You will usually be required to pay a deposit to your Landlord or Agent before you can rent your new home in England or Wales. This deposit is held throughout your tenancy and will be returned to you at the end, as long there are no issues with the property.

If your tenancy is an Assured Shorthold Tenancy and started after 6th April 2007, your deposit will need to be held in a deposit protection scheme. You can check what type of tenancy you have on your tenancy agreement, if you’re not sure. A deposit protection scheme is used to keep your money safe during your tenancy.

How much deposit can be held?
The maximum deposit that can be held is the equivalent to 5 weeks’ rent (or 6 weeks’ rent if your annual rent is more than £50,000).

Which Deposit Protection Schemes should be used?
These are the government approved Deposit Protection Schemes that should be used:
– Deposit Protection Scheme (DPS)
– Tenancy Deposit Scheme (TDS)
– My Deposits

If you are not sure which scheme your deposit has been protected with, you can search the registers on the above websites to check using just a few details.

When should your deposit be protected?
Your deposit must be protected using one of the above schemes within 30 days of your Landlord or Agent receiving your deposit.
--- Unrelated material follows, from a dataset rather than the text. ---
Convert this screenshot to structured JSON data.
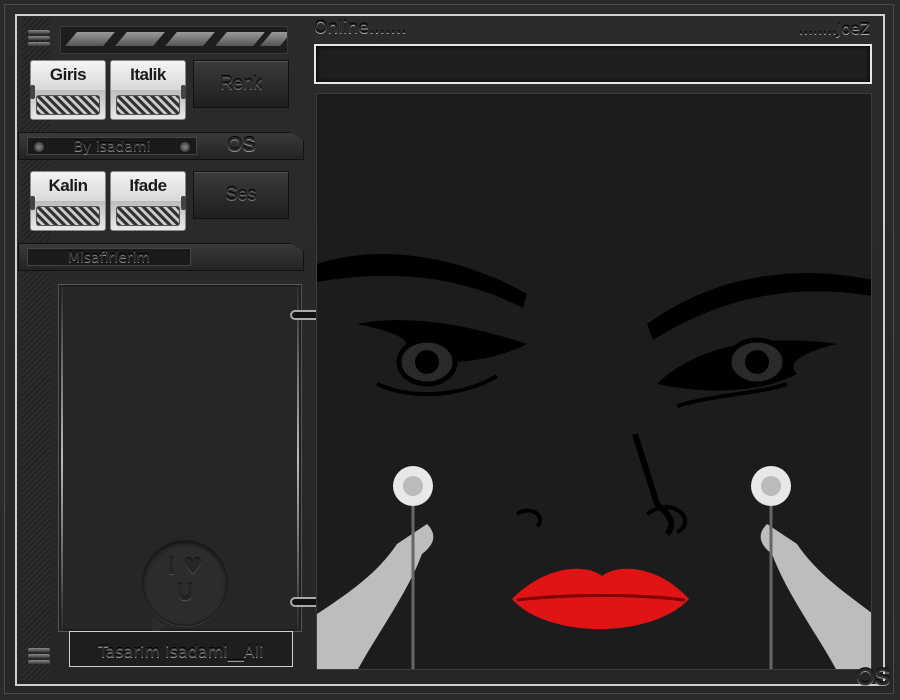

Your deposit must be protected, even if it has been paid by someone else such as a family member.

What should you receive when your deposit has been protected?
You should receive the following documents from your Landlord or Agent to show your deposit has been secured:
– Deposit Certificate – this shows the amount and date secured
– Deposit Prescribed Information – this shows information about the property and tenancy

What happens at the end of your tenancy?
At the end of your tenancy, your Landlord or Agent must pay your deposit back to you within 10 days of the amount being agreed.

If there is a dispute around how much deposit will be returned, the deposit will remain in the scheme until it has been mutually agreed.